Drug may become 1st scleroderma treatment
Published: Oct. 21, 2009


A U.S. study suggests a drug now used to treat two kinds of cancer might become the first treatment for scleroderma -- a chronic connective tissue disease.

Investigators at the Hospital for Special Surgery say the drug Gleevec, currently approved for treatment of chronic myeloid leukemia and gastrointestinal stromal tumor, might be successful in scleroderma therapy.

"There has never been a drug that has been shown to be effective for this condition. I think there is a very good chance of Gleevec becoming a real treatment for a previously untreatable disease," Dr. Robert Spiera, who led the research, said.

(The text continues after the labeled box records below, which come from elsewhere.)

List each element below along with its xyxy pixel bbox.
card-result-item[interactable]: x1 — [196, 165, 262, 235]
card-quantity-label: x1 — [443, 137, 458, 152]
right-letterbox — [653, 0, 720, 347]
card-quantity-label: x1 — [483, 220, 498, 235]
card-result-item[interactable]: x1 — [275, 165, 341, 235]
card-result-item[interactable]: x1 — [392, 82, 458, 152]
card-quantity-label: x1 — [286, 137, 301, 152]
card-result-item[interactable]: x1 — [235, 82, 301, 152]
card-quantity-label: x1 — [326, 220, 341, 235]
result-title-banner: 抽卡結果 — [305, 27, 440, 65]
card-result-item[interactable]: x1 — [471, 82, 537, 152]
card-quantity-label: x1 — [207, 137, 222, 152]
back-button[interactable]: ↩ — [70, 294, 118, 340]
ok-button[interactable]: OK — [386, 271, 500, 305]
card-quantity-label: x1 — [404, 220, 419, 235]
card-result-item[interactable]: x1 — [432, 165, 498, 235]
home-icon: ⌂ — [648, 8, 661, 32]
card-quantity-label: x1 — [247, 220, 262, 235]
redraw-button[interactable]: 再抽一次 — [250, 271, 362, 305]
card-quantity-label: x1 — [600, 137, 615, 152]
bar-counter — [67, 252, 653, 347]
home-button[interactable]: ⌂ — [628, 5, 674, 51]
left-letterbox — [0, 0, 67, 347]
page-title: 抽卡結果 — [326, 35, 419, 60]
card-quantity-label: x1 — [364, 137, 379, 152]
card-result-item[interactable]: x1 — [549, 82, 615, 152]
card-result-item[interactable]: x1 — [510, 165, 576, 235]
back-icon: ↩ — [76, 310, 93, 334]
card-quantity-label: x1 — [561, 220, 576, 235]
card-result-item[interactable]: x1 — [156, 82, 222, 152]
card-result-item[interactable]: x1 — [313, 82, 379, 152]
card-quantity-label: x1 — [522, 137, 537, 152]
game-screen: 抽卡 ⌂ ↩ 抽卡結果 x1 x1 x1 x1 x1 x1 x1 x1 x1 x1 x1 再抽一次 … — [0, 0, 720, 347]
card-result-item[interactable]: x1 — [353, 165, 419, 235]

In the new study, researchers enrolled 30 patients with a severe form of scleroderma and gave them 400 mg of Gleevec daily.

The investigators -- in an interim analysis of their ongoing study -- saw a 23 percent improvement in skin scores, as well as improvement in forced vital capacity and diffusion capacity scores.

"The lung function data was really exciting," Spiera said. "In patients with scleroderma, you usually see lung function tests getting worse over time, and if doctors try a therapy for a year and a patient doesn't get any worse, we get pretty excited. What is amazing to me in this study is that we actually saw improvements in both lung function tests."

The research was presented this week in Philadelphia during the annual meeting of the American College of Rheumatology.